6. Current Limitations and Future Trajectories
Unresolved issues include robustness of adversarial training (mode collapse, instability), feature aggregation strategies that may lose locus-specific information, trade-offs between scalability and raw feature-level interpretability, and the need for more comprehensive, domain-adaptive training data (especially for spatial and image omics) (Sun et al., 28 Oct 2025, Yang et al., 8 Jul 2025, Li et al., 30 Sep 2025). Future directions highlight:
- Extension to spatial-dynamic multi-omics and perturbation/CRISPR screens (Sun et al., 28 Oct 2025, Yang et al., 8 Jul 2025).

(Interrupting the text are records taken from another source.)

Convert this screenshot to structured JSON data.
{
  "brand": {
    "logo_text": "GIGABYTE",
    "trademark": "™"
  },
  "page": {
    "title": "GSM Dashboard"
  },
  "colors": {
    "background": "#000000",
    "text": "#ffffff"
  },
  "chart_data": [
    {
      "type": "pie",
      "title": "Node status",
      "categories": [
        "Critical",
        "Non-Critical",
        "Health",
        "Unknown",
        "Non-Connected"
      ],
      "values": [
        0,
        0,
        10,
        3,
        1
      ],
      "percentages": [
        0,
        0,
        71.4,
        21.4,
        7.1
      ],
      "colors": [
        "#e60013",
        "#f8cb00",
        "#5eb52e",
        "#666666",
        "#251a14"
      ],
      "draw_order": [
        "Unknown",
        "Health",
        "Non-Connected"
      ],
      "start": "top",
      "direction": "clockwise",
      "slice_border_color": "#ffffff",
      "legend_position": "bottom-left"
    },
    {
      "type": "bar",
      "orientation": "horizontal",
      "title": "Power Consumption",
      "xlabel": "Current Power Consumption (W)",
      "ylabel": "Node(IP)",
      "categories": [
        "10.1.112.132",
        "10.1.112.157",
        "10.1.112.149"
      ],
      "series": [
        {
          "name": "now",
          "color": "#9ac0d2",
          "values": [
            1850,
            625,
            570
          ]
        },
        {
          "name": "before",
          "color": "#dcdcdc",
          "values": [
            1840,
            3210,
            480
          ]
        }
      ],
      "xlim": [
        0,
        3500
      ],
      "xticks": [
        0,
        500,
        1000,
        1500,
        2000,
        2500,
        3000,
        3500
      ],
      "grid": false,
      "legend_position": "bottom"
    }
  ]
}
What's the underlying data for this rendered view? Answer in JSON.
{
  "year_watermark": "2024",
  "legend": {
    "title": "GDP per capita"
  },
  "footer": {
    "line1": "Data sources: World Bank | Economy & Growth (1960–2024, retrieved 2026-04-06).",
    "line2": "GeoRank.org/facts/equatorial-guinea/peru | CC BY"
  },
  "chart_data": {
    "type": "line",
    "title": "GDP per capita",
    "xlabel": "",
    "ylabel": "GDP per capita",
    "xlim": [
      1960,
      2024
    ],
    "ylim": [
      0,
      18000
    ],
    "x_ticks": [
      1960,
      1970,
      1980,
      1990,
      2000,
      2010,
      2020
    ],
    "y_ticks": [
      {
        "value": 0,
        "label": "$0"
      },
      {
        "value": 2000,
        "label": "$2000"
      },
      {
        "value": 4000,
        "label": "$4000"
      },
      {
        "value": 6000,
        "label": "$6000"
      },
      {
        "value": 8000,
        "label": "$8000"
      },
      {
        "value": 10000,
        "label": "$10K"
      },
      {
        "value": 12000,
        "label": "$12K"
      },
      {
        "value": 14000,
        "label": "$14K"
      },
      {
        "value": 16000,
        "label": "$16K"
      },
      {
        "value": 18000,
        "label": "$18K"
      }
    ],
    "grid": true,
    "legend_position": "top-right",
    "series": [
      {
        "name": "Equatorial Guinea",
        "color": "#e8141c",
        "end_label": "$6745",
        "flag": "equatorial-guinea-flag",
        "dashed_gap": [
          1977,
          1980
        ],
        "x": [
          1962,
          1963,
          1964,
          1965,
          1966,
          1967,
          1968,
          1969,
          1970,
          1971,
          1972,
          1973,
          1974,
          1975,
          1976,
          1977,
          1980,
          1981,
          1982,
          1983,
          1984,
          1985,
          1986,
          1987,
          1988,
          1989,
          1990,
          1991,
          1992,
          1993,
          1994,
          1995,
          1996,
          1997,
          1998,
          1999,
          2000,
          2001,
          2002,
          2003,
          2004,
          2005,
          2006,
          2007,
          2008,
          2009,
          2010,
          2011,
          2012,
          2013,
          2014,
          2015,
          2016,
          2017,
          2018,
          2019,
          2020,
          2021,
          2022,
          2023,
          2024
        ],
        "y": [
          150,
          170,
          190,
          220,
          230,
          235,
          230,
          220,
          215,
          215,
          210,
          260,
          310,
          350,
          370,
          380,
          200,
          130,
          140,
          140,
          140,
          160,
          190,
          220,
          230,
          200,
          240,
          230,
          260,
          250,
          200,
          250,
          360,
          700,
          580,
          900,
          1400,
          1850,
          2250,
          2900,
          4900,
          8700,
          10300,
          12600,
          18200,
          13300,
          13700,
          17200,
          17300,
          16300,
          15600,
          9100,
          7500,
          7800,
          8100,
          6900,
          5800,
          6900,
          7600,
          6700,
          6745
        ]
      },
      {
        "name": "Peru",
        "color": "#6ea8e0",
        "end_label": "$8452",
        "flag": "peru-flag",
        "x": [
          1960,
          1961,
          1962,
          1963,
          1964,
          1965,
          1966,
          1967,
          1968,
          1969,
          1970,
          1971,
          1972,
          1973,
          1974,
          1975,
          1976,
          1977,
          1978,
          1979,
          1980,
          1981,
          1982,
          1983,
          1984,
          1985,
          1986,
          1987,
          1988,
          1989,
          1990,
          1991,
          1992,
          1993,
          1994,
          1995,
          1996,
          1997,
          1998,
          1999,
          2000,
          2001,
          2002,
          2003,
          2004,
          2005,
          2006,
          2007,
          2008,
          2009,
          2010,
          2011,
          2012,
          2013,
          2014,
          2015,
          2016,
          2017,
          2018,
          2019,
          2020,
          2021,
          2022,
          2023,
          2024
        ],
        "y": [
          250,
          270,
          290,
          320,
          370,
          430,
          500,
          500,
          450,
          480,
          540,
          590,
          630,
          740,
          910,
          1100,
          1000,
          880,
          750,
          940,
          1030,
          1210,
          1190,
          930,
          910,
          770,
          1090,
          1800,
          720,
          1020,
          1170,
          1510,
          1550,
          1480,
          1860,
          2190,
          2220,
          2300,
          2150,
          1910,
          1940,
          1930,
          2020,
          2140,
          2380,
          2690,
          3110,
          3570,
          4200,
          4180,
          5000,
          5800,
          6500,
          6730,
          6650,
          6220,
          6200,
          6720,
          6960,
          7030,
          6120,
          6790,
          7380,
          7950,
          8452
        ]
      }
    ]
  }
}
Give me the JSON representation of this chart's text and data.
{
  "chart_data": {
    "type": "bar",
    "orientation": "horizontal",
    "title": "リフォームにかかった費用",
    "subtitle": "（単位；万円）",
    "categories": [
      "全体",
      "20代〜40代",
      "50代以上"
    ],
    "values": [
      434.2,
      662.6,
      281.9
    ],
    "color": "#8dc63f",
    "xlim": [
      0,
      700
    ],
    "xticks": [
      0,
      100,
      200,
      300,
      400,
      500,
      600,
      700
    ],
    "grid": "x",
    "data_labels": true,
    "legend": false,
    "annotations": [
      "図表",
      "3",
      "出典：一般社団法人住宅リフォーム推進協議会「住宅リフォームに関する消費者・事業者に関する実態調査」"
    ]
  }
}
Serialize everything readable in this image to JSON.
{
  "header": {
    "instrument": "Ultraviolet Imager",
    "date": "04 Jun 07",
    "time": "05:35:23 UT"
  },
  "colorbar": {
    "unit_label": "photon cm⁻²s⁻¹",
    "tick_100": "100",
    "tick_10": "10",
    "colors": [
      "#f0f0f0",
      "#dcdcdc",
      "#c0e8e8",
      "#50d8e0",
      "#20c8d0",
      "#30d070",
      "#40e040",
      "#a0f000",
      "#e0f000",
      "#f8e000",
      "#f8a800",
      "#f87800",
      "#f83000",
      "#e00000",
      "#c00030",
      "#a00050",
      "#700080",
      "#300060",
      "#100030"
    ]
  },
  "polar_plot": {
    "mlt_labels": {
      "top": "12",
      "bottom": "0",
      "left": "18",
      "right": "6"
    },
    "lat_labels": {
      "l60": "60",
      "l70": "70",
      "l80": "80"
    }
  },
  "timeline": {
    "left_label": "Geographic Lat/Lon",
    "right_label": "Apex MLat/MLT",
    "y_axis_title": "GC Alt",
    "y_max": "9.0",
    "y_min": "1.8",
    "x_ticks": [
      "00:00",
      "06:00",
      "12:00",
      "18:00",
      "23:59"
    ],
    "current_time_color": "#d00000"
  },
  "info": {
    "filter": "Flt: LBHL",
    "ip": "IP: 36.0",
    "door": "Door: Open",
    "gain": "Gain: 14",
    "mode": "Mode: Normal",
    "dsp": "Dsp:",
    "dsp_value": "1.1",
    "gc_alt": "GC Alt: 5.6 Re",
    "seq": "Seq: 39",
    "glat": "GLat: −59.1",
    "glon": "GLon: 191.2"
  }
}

- Incorporation of knowledge graphs and feature-level regulatory networks into hierarchical frameworks (Hsieh et al., 2024).
- Pretraining on even larger, globally harmonized tissue and assay compendia, including multi-organ atlases and rare cell states (Li et al., 30 Sep 2025, Wang et al., 9 Jan 2026).
- Enhanced interpretability via co-TTT layers, feature attribution, and alignment with experimental/clinical outcomes (Meng et al., 2024, Yang et al., 8 Jul 2025).
- Generalization to truly open-world modalities—text, images, spatial context—with reliability-aware alignment and curriculum learning (Wang et al., 9 Jan 2026).
Single-cell multimodal omics, leveraging scalable, domain-informed, and biologically regularized computational models, is now central to the next generation of cellular and tissue-level regulatory mapping, biomarker discovery, and functional annotation in both benchmark and clinical settings.